ヨーロッパに足を踏み入れてみる
孫悟空たちがいったあと、俺はとりあえず日陰を作ってしばらくそこで休んでいた。そのあと、適当に歩いてみた。
「しかし暑いな~、砂漠やばいな~」
愚痴を言いながら歩くも、行く手には砂漠、砂漠、砂漠。面倒なのでスキマを使おうとすると、向こうからターバンを巻いたおじさん方が数名来た。
「おい、お前。荷物全部おいて家、殺されたくなかったらな」
テンプレな盗賊だった。つまらないやつらだ。まともに働こうぜ。
「おじさんたち俺には勝てないから、ほいこれあげるから帰った帰った」
と適当に想像した宝石的なものを投げた。男はそれを拾うと、
「なら、まだあるだろ。それを全部出せぇ!」
とサーベルを振り上げてきた。後ろのも続いて向かってきた。
「おじさんたち馬鹿だね、せいやっ」
と少しおどけた口調で言いながら衝撃波を飛ばした。
「うおっ、うわあぁぁぁー!」
と数メートル先に吹き飛ばされ気絶してしまった。一応飲み物を置いて行って、その場を立ち去った。勧誘でもしておけば来たのかなぁ。

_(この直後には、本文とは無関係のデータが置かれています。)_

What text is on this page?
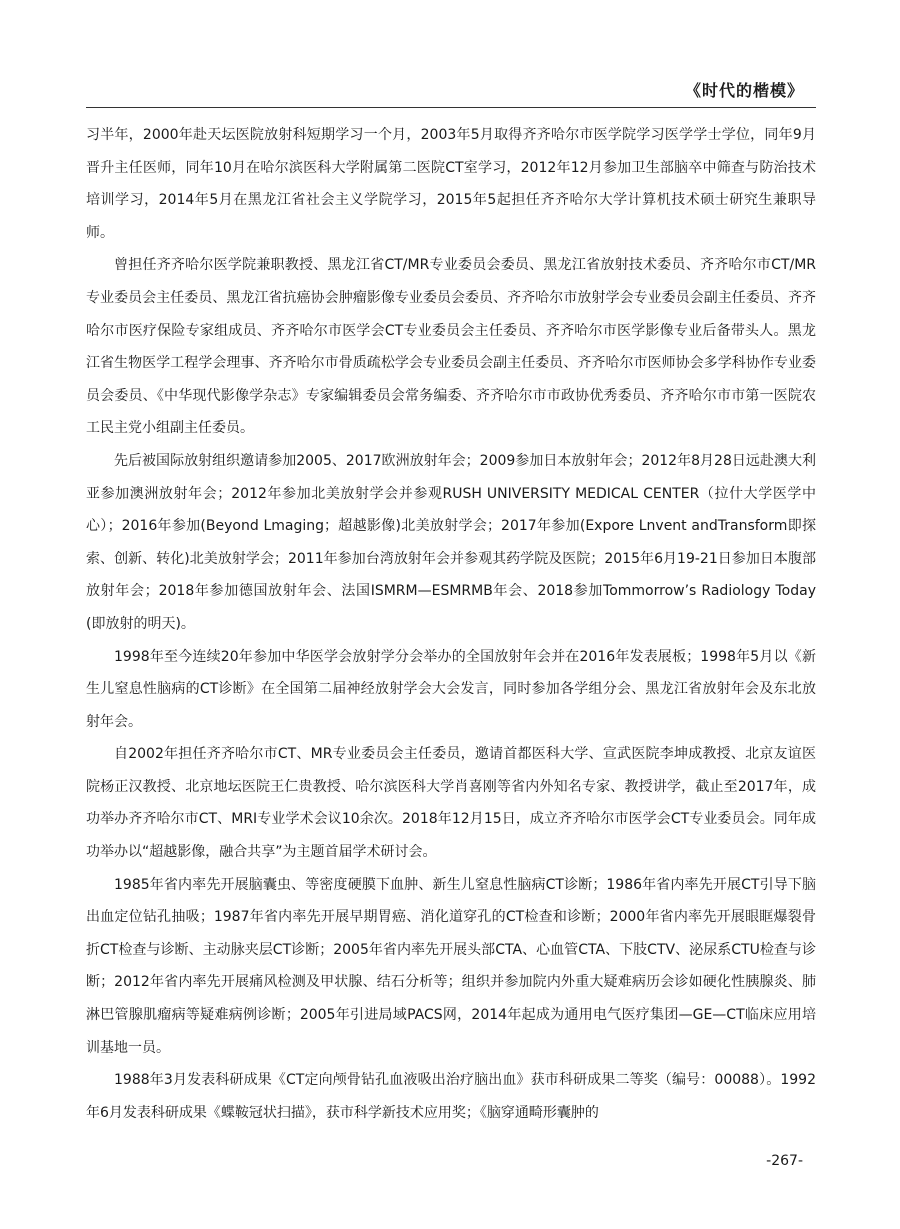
《时代的楷模》

习半年，2000年赴天坛医院放射科短期学习一个月，2003年5月取得齐齐哈尔市医学院学习医学学士学位，同年9月晋升主任医师，同年10月在哈尔滨医科大学附属第二医院CT室学习，2012年12月参加卫生部脑卒中筛查与防治技术培训学习，2014年5月在黑龙江省社会主义学院学习，2015年5起担任齐齐哈尔大学计算机技术硕士研究生兼职导师。

曾担任齐齐哈尔医学院兼职教授、黑龙江省CT/MR专业委员会委员、黑龙江省放射技术委员、齐齐哈尔市CT/MR专业委员会主任委员、黑龙江省抗癌协会肿瘤影像专业委员会委员、齐齐哈尔市放射学会专业委员会副主任委员、齐齐哈尔市医疗保险专家组成员、齐齐哈尔市医学会CT专业委员会主任委员、齐齐哈尔市医学影像专业后备带头人。黑龙江省生物医学工程学会理事、齐齐哈尔市骨质疏松学会专业委员会副主任委员、齐齐哈尔市医师协会多学科协作专业委员会委员、《中华现代影像学杂志》专家编辑委员会常务编委、齐齐哈尔市市政协优秀委员、齐齐哈尔市市第一医院农工民主党小组副主任委员。

先后被国际放射组织邀请参加2005、2017欧洲放射年会；2009参加日本放射年会；2012年8月28日远赴澳大利亚参加澳洲放射年会；2012年参加北美放射学会并参观RUSH UNIVERSITY MEDICAL CENTER（拉什大学医学中心）；2016年参加(Beyond Lmaging；超越影像)北美放射学会；2017年参加(Expore Lnvent andTransform即探索、创新、转化)北美放射学会；2011年参加台湾放射年会并参观其药学院及医院；2015年6月19-21日参加日本腹部放射年会；2018年参加德国放射年会、法国ISMRM—ESMRMB年会、2018参加Tommorrow’s Radiology Today(即放射的明天)。

1998年至今连续20年参加中华医学会放射学分会举办的全国放射年会并在2016年发表展板；1998年5月以《新生儿窒息性脑病的CT诊断》在全国第二届神经放射学会大会发言，同时参加各学组分会、黑龙江省放射年会及东北放射年会。

自2002年担任齐齐哈尔市CT、MR专业委员会主任委员，邀请首都医科大学、宣武医院李坤成教授、北京友谊医院杨正汉教授、北京地坛医院王仁贵教授、哈尔滨医科大学肖喜刚等省内外知名专家、教授讲学，截止至2017年，成功举办齐齐哈尔市CT、MRI专业学术会议10余次。2018年12月15日，成立齐齐哈尔市医学会CT专业委员会。同年成功举办以“超越影像，融合共享”为主题首届学术研讨会。

1985年省内率先开展脑囊虫、等密度硬膜下血肿、新生儿窒息性脑病CT诊断；1986年省内率先开展CT引导下脑出血定位钻孔抽吸；1987年省内率先开展早期胃癌、消化道穿孔的CT检查和诊断；2000年省内率先开展眼眶爆裂骨折CT检查与诊断、主动脉夹层CT诊断；2005年省内率先开展头部CTA、心血管CTA、下肢CTV、泌尿系CTU检查与诊断；2012年省内率先开展痛风检测及甲状腺、结石分析等；组织并参加院内外重大疑难病历会诊如硬化性胰腺炎、肺淋巴管腺肌瘤病等疑难病例诊断；2005年引进局域PACS网，2014年起成为通用电气医疗集团—GE—CT临床应用培训基地一员。

1988年3月发表科研成果《CT定向颅骨钻孔血液吸出治疗脑出血》获市科研成果二等奖（编号：00088）。1992年6月发表科研成果《蝶鞍冠状扫描》，获市科学新技术应用奖；《脑穿通畸形囊肿的

-267-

その後歩くのが嫌になって適当にスキマ開いて歩いている方向のどこかで出てみた。果たしてどこなのやら、と出てくると、そこは人通りの多い道だった。みんな忙しいのか俺には目もくれずに歩いていく。
「やれやれ。ここはどこなんだか」
とため息をつくと、
「お兄さん、見かけない顔だね、見た感じ東から来たみたいだけど困ってるみたいだね」
「そうなんだよ、なんとなく来ちゃったんだけど、ここはどこ?」
と純粋に聞くと、話しかけてきた若い男は、
「なんも知らないの?それであの明から、だいたい元が抑えてるから普通は来れないはずなのに。兄ちゃん気に行った!俺がいろいろ案内してやるよ」
と俺の腕をつかんで歩き始めた。
「案内してくれるのはありがたいけど、何も考えてないぞ」
「いいんだよ、俺は暇だしな。あっ、名前ディエゴだから」
「お、おう。俺は廿楽遊助、遊助って呼んでくれ」
と向こうが名乗ってきたので俺も名乗った。
「遊助か、向こうの名前は言いづらいな。まず遊助、ここはローマっていう町だ。とにかくでかい、シルクロードを使わなくてもものはたくさん来るぞ」
「へぇ~、ここがローマ。コロッセオとかバチカンがあるところか~」
世界のことについては少しは知っているので、つい言ってしまった。
「コロッセオあるの知ってるんじゃん。目的あったんじゃないのか?」
「いや、ない」
あるとすれば勧誘なのだが、彼に通じるだろうか。
「目的があるとすれば、勧誘かな。新しい住まいの」
「建築業者か何かか?俺は家はあるさ、ただここじゃ退屈でな。新しいところに行きたいのさ」
「マジか!ならいいところがあるぞ、すぐ行ける場所に」
「ここからすぐ行けるっつったってそんな変わんないだろ」
と疑ってきたので、俺はスキマを開いて、ディエゴを放り込んだ。
「うわっ、何だこれ?お前何もんだ」
「俺は人じゃないのさ。取り敢えず新天地はあるぞ」
とスキマの外に出てみた。そこは幻想郷、少なくともローマみたいな感じではなく静かである。
「静かで、水もきれいだな。ここなら住むわ」
「早っ!?まあ、住むならいいよ、それが俺の仕事だったし」
不思議な出会いをしたディエゴはこうして幻想郷の住人になった。だんだんと国際色豊かになっていくのは楽しそうである。